Johnson’s attorney, Kevin Hiestand, approached at least one of the St. HOPE students describing himself only as “‘a friend of Johnson’s,’” and “basically asked me to keep quiet,” according to the student. She had complained to St. HOPE officials that Johnson groped her sexually after instructing her to grade papers with him in her apartment. The report also highlighted what clearly looks like a hush-money and witness-tampering attempt: “According to her interview with OIG investigators, about one week later, Kevin Johnson offered her $1,000 a month until the end of the program, which she refused to accept.”
Erik Jones, a teacher at St. HOPE, reported to the police that one of his students told him Johnson “started massaging her shoulders and then reached over and touched her breasts.” Jones quit his job in protest over the seeming cover-up of Johnson’s harassment and wrote in his resignation letter that “St. HOPE sought to intimidate the student through an illegal interrogation and even had the audacity to ask me to change my story.”

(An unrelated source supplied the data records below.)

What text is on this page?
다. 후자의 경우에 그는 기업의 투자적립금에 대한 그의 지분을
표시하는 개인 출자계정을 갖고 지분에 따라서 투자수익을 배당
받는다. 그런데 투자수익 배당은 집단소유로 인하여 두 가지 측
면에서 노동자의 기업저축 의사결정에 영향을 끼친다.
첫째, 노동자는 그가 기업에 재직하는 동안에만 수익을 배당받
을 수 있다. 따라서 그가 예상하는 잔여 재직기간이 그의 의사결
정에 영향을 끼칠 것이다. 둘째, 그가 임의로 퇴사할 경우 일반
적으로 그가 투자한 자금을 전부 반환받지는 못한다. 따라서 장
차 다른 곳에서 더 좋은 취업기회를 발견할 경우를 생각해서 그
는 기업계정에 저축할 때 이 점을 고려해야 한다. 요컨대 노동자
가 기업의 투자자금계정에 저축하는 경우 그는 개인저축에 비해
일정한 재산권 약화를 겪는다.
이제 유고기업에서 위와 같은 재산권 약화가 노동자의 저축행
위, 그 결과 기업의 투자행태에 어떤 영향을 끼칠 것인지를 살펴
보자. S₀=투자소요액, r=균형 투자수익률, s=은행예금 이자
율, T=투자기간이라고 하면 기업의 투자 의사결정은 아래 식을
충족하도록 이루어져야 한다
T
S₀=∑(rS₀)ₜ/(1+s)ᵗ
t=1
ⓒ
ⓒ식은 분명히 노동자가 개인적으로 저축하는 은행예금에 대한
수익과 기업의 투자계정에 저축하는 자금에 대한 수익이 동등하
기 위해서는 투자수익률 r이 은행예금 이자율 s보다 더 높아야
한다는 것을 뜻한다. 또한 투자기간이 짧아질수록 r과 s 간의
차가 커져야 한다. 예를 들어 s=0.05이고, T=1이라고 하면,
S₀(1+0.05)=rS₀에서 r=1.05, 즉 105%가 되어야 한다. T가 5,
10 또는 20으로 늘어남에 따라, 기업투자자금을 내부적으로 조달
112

Another student recounted for investigators how Johnson “kissed her cheek, brushed up against her” and touched her thigh on various occasions – as well as flipping up her skirt on a St. HOPE-sponsored trip to Harlem. She didn’t report the incidents to AmeriCorps officials at the time because she “feared she would be terminated.”
Another St. HOPE official, Jacqueline Wong-Hernandez, also left Johnson’s nonprofit over the whitewash. Michelle Rhee, Johnson’s fiancee and former D.C. schools chief, was a St. HOPE board member at the time. The Grassley-Issa report noted, “According to Wong-Hernandez, Rhee learned of the allegations and played the role of a fixer, doing ‘damage control’” and vouching for Johnson’s character.
He’s a “good guy,” Rhee told Walpin. Taxpayers – and especially parents of teenage girls and AmeriCorps workers in Sacramento schools – should beg to differ.